Premièrement, l'affaire du décret. Je pense que la raison pour laquelle la Cour n'a pas considéré qu'il s'agissait d'un acte inconstitutionnel, mais seulement d'une décision sans loi, est directement liée à la logique des délais. Le tribunal reconnaît essentiellement que la durée de 30 jours est contraignante et que son manque de respect a des conséquences. Mais il explique que cette conséquence n'est pas directement activée dans ce délai, mais par l'article 82, c'est - à - dire dans le délai de 60 jours et le cadre de distribution. Nous ne démentons donc pas la logique utilisée par le Président Osmani, mais la correction de la manière dont elle a été mise en œuvre.
Deuxièmement, et c'est le point principal, la Cour ferme finalement “dilem” entre 30 et 60 jours. Ce ne sont pas deux délais utilisés séparément, mais un mécanisme unique. La date limite de 60 jours est en cours de réalisation. Cela signifie que la procédure devrait commencer beaucoup plus tôt. Le dernier jour du délai de 30 jours ne peut être attendu, la procédure aurait été lancée, puis 60 jours supplémentaires. En termes simples, le total est de 60 jours, où les 30 derniers jours sont fermés zone qui ne peut pas être dépassée.

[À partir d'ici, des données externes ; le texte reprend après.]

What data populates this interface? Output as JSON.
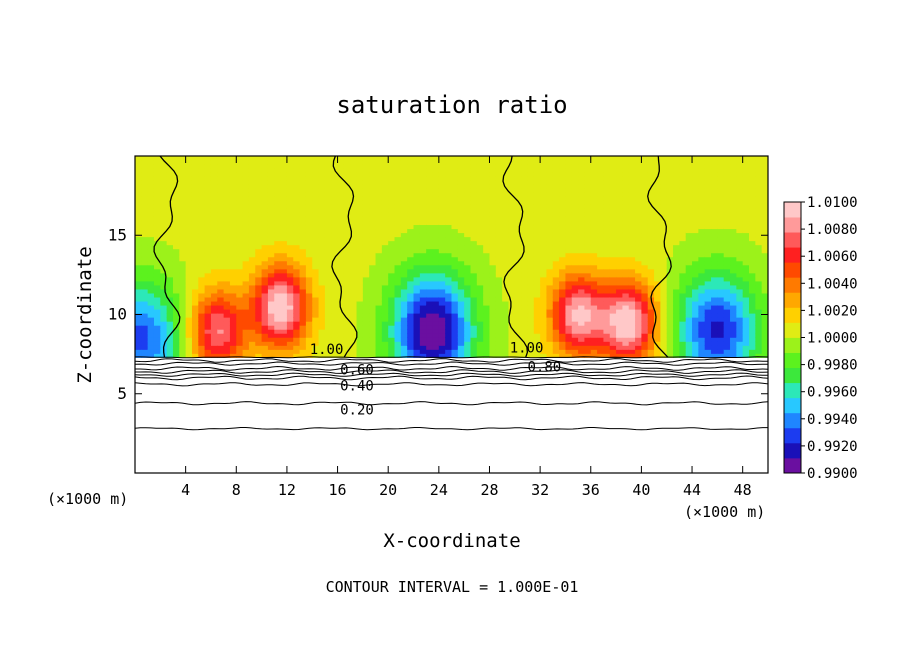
{
  "chart_data": {
    "type": "heatmap",
    "title": "saturation ratio",
    "xlabel": "X-coordinate",
    "ylabel": "Z-coordinate",
    "x_unit_left": "(×1000 m)",
    "x_unit_right": "(×1000 m)",
    "footer": "CONTOUR INTERVAL = 1.000E-01",
    "xlim": [
      0,
      50
    ],
    "ylim": [
      0,
      20
    ],
    "x_ticks": [
      4,
      8,
      12,
      16,
      20,
      24,
      28,
      32,
      36,
      40,
      44,
      48
    ],
    "y_ticks": [
      5,
      10,
      15
    ],
    "grid": false,
    "colorbar": {
      "min": 0.99,
      "max": 1.01,
      "levels": [
        "0.9900",
        "0.9920",
        "0.9940",
        "0.9960",
        "0.9980",
        "1.0000",
        "1.0020",
        "1.0040",
        "1.0060",
        "1.0080",
        "1.0100"
      ],
      "colors": [
        "#6a0fa0",
        "#1a10b8",
        "#1c3cf0",
        "#1f86ff",
        "#28c8ff",
        "#2ce8b8",
        "#3ce83c",
        "#5cf21e",
        "#9cf21a",
        "#e0ec14",
        "#ffd000",
        "#ffa800",
        "#ff7a00",
        "#ff4a00",
        "#ff2020",
        "#ff5a5a",
        "#ff9a9a",
        "#ffc8c8"
      ]
    },
    "surface_height": 7.3,
    "saturation_contours_above_surface": {
      "level": 1.0,
      "label": "1.00",
      "x_positions_approx": [
        2.5,
        16.5,
        30.0,
        41.5
      ]
    },
    "contour_labels": [
      "1.00",
      "1.00",
      "0.80",
      "0.60",
      "0.40",
      "0.20"
    ],
    "lower_contours": [
      {
        "level": 0.2,
        "label": "0.20",
        "z": 4.4
      },
      {
        "level": 0.4,
        "label": "0.40",
        "z": 5.6
      },
      {
        "level": 0.6,
        "label": "0.60",
        "z": 6.2
      },
      {
        "level": 0.8,
        "label": "0.80",
        "z": 6.9
      }
    ],
    "field_notes": {
      "supersaturated_peaks": [
        {
          "x": 6.5,
          "z": 9.0,
          "value": 1.008
        },
        {
          "x": 11.5,
          "z": 10.5,
          "value": 1.01
        },
        {
          "x": 35.0,
          "z": 10.0,
          "value": 1.009
        },
        {
          "x": 39.0,
          "z": 9.5,
          "value": 1.01
        }
      ],
      "subsaturated_troughs": [
        {
          "x": 23.5,
          "z": 9.0,
          "value": 0.99
        },
        {
          "x": 46.0,
          "z": 9.0,
          "value": 0.992
        },
        {
          "x": 0.5,
          "z": 8.5,
          "value": 0.993
        }
      ]
    }
  }
}
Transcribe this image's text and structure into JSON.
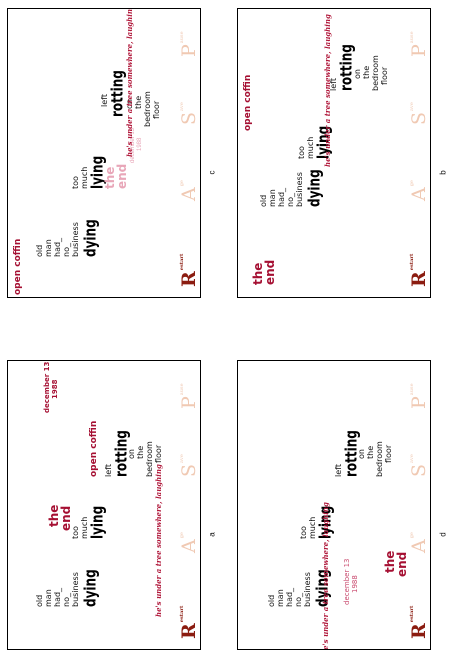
{
  "words": {
    "old": "old",
    "man": "man",
    "had": "had_",
    "no": "no_",
    "business": "business",
    "dying": "dying",
    "too": "too",
    "much": "much",
    "lying": "lying",
    "left": "left",
    "rotting": "rotting",
    "on": "on",
    "the": "the",
    "bedroom": "bedroom",
    "floor": "floor"
  },
  "phrases": {
    "the_end_1": "the",
    "the_end_2": "end",
    "open_coffin": "open coffin",
    "tree": "he's under a tree somewhere, laughing",
    "date_1": "december 13",
    "date_2": "1988"
  },
  "buttons": {
    "restart": {
      "letter": "R",
      "sup": "estart"
    },
    "age": {
      "letter": "A",
      "sup": "ge"
    },
    "save": {
      "letter": "S",
      "sup": "ave"
    },
    "pause": {
      "letter": "P",
      "sup": "ause"
    }
  },
  "captions": {
    "a": "a",
    "b": "b",
    "c": "c",
    "d": "d"
  },
  "colors": {
    "accent_red": "#a50f32",
    "restart": "#8b1c10",
    "faded_buttons": "#f0c9b3",
    "faded_pink": "#e8a6b8"
  }
}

Troisièmement, la Cour établit une norme claire. Le moment constitutionnel ne commence pas quand le Parlement décide d'agir, mais quand il peut agir. Ainsi, même dans ce cas, il n'y a pas 60 nouveaux jours, mais seulement le temps restant à partir d'un délai qui était auparavant limité par le fait qu'il n'y avait pas de cadre constitutionnel dans une période qui permettrait d'exploiter pleinement le délai constitutionnel.
En fin de compte, il s'agit d'une décision qui équilibre également la situation et donne du temps aux institutions pour terminer le processus. En outre, il incombe aux institutions et aux partis parlementaires de développer les processus constitutionnels à temps, et non de les adapter en fonction des circonstances politiques.